No fue una conversación privada ni discreta. Ocurrió a la vista de autoridades y miembros del dispositivo. En aquel momento, quienes presenciaron la escena la interpretaron como un gesto de camaradería. Hoy, con la perspectiva que otorga el caso Koldo, esa frase adquiere un peso distinto. Meses después, en 2019, Carlos Jesús Moreno ascendió de inspector jefe a comisario. Se trata de un salto relevante dentro de la estructura policial, que implica el acceso a la escala superior. Lo llamativo no fue únicamente la promoción, sino el hecho de que Moreno lograra permanecer en Navarra tras el ascenso, sin cambiar de destino.
En ese contexto, la frase «yo te lo gestiono» pronunciada un año antes cobra relevancia. «Aquello no fue una frase hecha», apunta un mando consultado. «Koldo tenía capacidad de influencia y la utilizaba». Pero la secuencia no terminó ahí. En abril de 2020, cuando Moreno era jefe de la Brigada Provincial de Información en Navarra, se tramitó la concesión a Koldo García de una matrícula reservada para su vehículo particular. Este tipo de placas está previsto para supuestos excepcionales vinculados a unidades sensibles —información, investigación judicial o servicios de inteligencia— y su finalidad es proteger la identidad del titular ante riesgos operativos.

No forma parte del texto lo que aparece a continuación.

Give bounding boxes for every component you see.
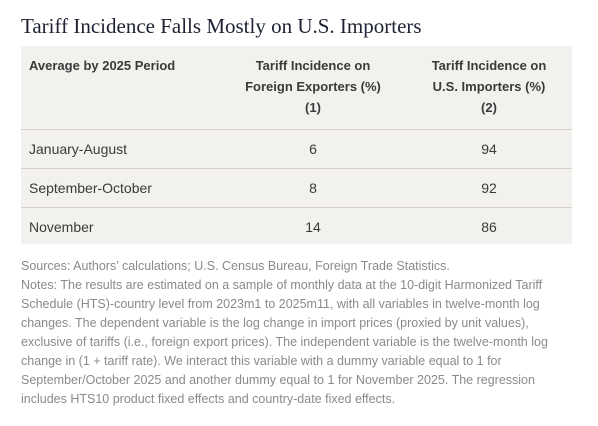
- header-importers-line1: Tariff Incidence on: [431, 58, 547, 73]
- sources-text: Sources: Authors’ calculations; U.S. Cen…: [21, 259, 450, 273]
- row-foreign-value: 14: [305, 219, 321, 235]
- page-title: Tariff Incidence Falls Mostly on U.S. Im…: [21, 14, 422, 38]
- table-row: September-October 8 92: [21, 169, 572, 208]
- table-row: November 14 86: [21, 208, 572, 246]
- source-notes: Sources: Authors’ calculations; U.S. Cen…: [21, 257, 581, 409]
- row-period: September-October: [29, 180, 152, 196]
- table-row: January-August 6 94: [21, 130, 572, 169]
- row-importers-value: 86: [481, 219, 497, 235]
- row-period: November: [29, 219, 94, 235]
- header-importers-line2: U.S. Importers (%): [432, 79, 546, 94]
- header-foreign-exporters: Tariff Incidence on Foreign Exporters (%…: [223, 55, 403, 118]
- header-foreign-line1: Tariff Incidence on: [255, 58, 371, 73]
- table-header-row: Average by 2025 Period Tariff Incidence …: [21, 46, 572, 130]
- header-importers-line3: (2): [481, 100, 497, 115]
- row-foreign-value: 8: [309, 180, 317, 196]
- header-foreign-line3: (1): [305, 100, 321, 115]
- header-foreign-line2: Foreign Exporters (%): [245, 79, 381, 94]
- header-us-importers: Tariff Incidence on U.S. Importers (%) (…: [399, 55, 579, 118]
- incidence-table: Average by 2025 Period Tariff Incidence …: [21, 46, 572, 244]
- notes-text: Notes: The results are estimated on a sa…: [21, 278, 548, 406]
- row-foreign-value: 6: [309, 141, 317, 157]
- row-period: January-August: [29, 141, 128, 157]
- row-importers-value: 94: [481, 141, 497, 157]
- row-importers-value: 92: [481, 180, 497, 196]
- header-period: Average by 2025 Period: [29, 58, 176, 73]
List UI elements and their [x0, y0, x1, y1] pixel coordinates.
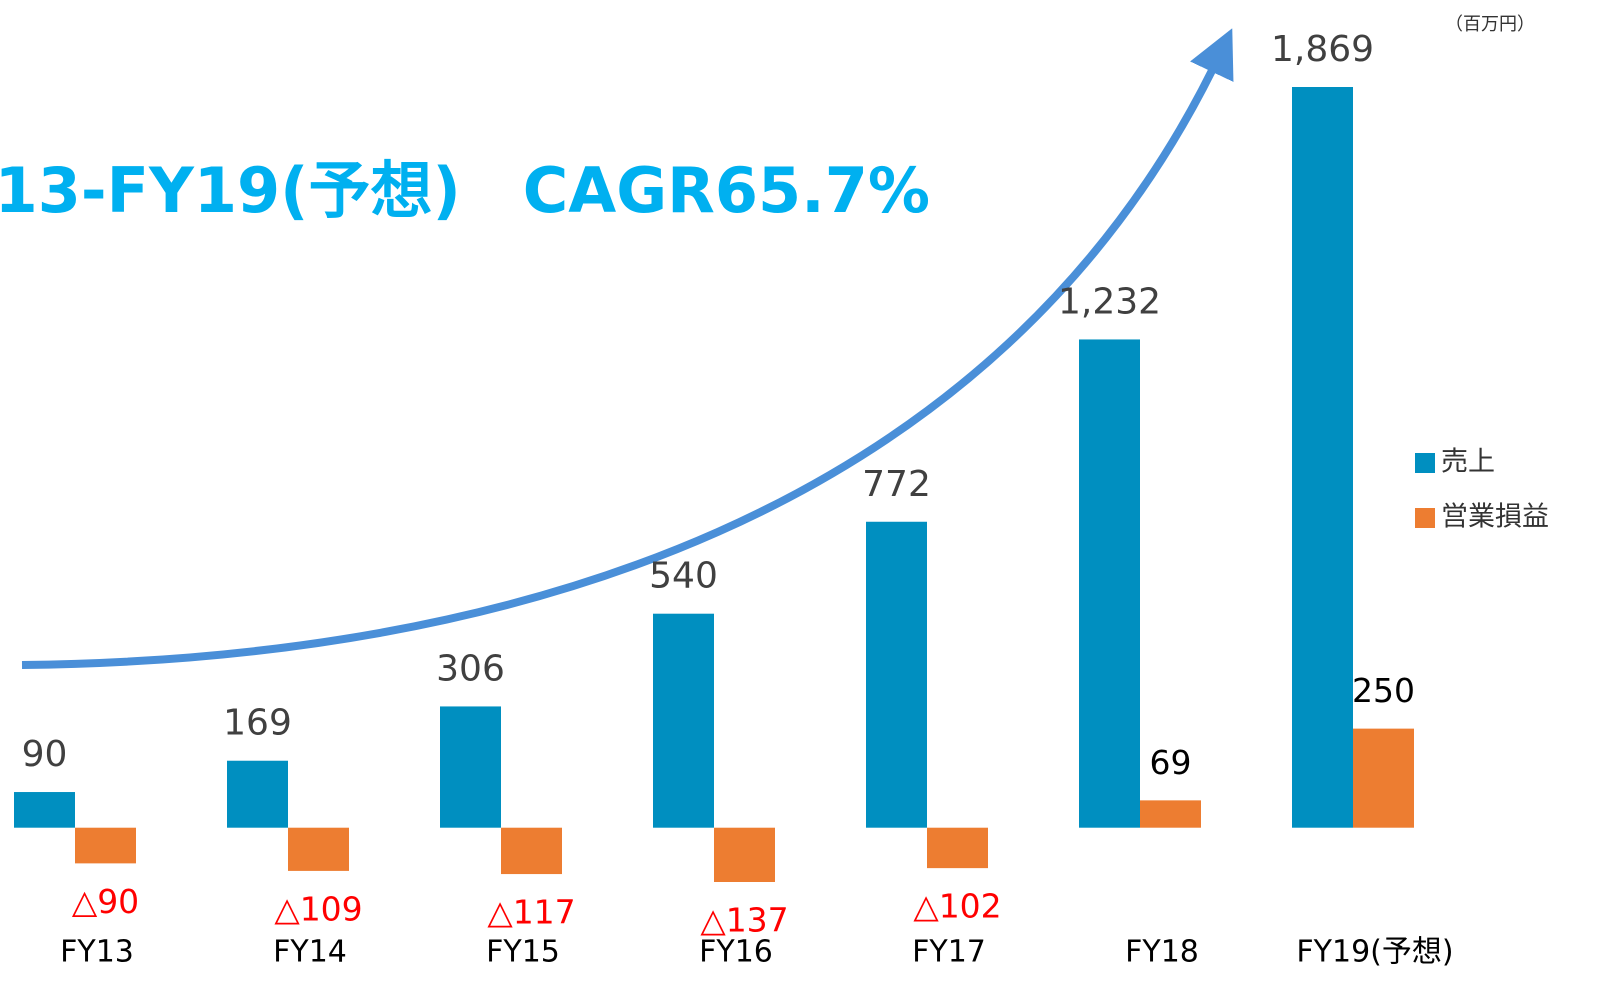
legend-label: 営業損益	[1441, 502, 1549, 533]
data-label: 250	[1352, 671, 1415, 710]
unit-label: （百万円）	[1445, 14, 1535, 35]
data-label: 69	[1150, 743, 1192, 782]
data-label: △117	[487, 893, 575, 932]
bar	[227, 760, 288, 828]
data-label: △90	[72, 882, 139, 921]
bar	[714, 827, 775, 882]
data-label: 306	[436, 648, 505, 689]
bar	[866, 521, 927, 828]
data-label: 90	[22, 734, 68, 775]
data-label: 540	[649, 556, 718, 597]
chart-title: FY13-FY19(予想) CAGR65.7%	[0, 154, 930, 227]
data-label: △137	[700, 901, 788, 940]
data-label: 169	[223, 703, 292, 744]
legend-label: 売上	[1441, 447, 1495, 478]
bar	[1292, 87, 1353, 828]
data-label: 1,232	[1058, 281, 1161, 322]
x-tick-label: FY15	[486, 935, 560, 970]
bar	[14, 792, 75, 828]
bar	[1140, 800, 1201, 828]
data-label: 1,869	[1271, 29, 1374, 70]
data-label: △109	[274, 889, 362, 928]
x-tick-label: FY14	[273, 935, 347, 970]
x-tick-label: FY18	[1125, 935, 1199, 970]
bar	[501, 827, 562, 875]
bar	[927, 827, 988, 869]
x-tick-label: FY13	[60, 935, 134, 970]
bar	[440, 706, 501, 828]
bar	[1353, 728, 1414, 828]
growth-arrow	[21, 28, 1234, 669]
x-tick-label: FY17	[912, 935, 986, 970]
bar	[653, 613, 714, 828]
bar	[1079, 339, 1140, 828]
bar	[75, 827, 136, 864]
legend-swatch	[1415, 453, 1435, 473]
data-label: 772	[862, 464, 931, 505]
x-tick-label: FY16	[699, 935, 773, 970]
legend-swatch	[1415, 508, 1435, 528]
x-tick-label: FY19(予想)	[1296, 935, 1453, 970]
bar	[288, 827, 349, 871]
data-label: △102	[913, 887, 1001, 926]
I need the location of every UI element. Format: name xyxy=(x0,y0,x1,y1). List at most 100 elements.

Fuentes policiales califican aquella concesión de «privilegio injustificado». Koldo no era agente ni estaba adscrito a ninguna unidad que justificara esa medida. Las matrículas reservadas permiten que, en caso de identificación en un control, los datos del vehículo no aparezcan en los registros ordinarios, sino en un listado protegido. «Eso dificulta cualquier rastreo inicial», explican. Para varios mandos consultados, la concatenación de hechos —amistad acreditada desde 2004, escena de 2018 con promesa de gestión, ascenso en 2019 y matrícula en 2020— dibuja un patrón de reciprocidad. «Había una relación personal que se tradujo en decisiones administrativas», sostienen. El estallido del caso en febrero de 2024, con la detención de Koldo García, añadió un nuevo elemento de inquietud interna. Según fuentes policiales, tras conocerse el arresto, Carlos Jesús Moreno solicitó el cambio de su número de teléfono profesional en la Policía Nacional. Sin embargo, no entregó el dispositivo físico pese a tratarse de un terminal de trabajo.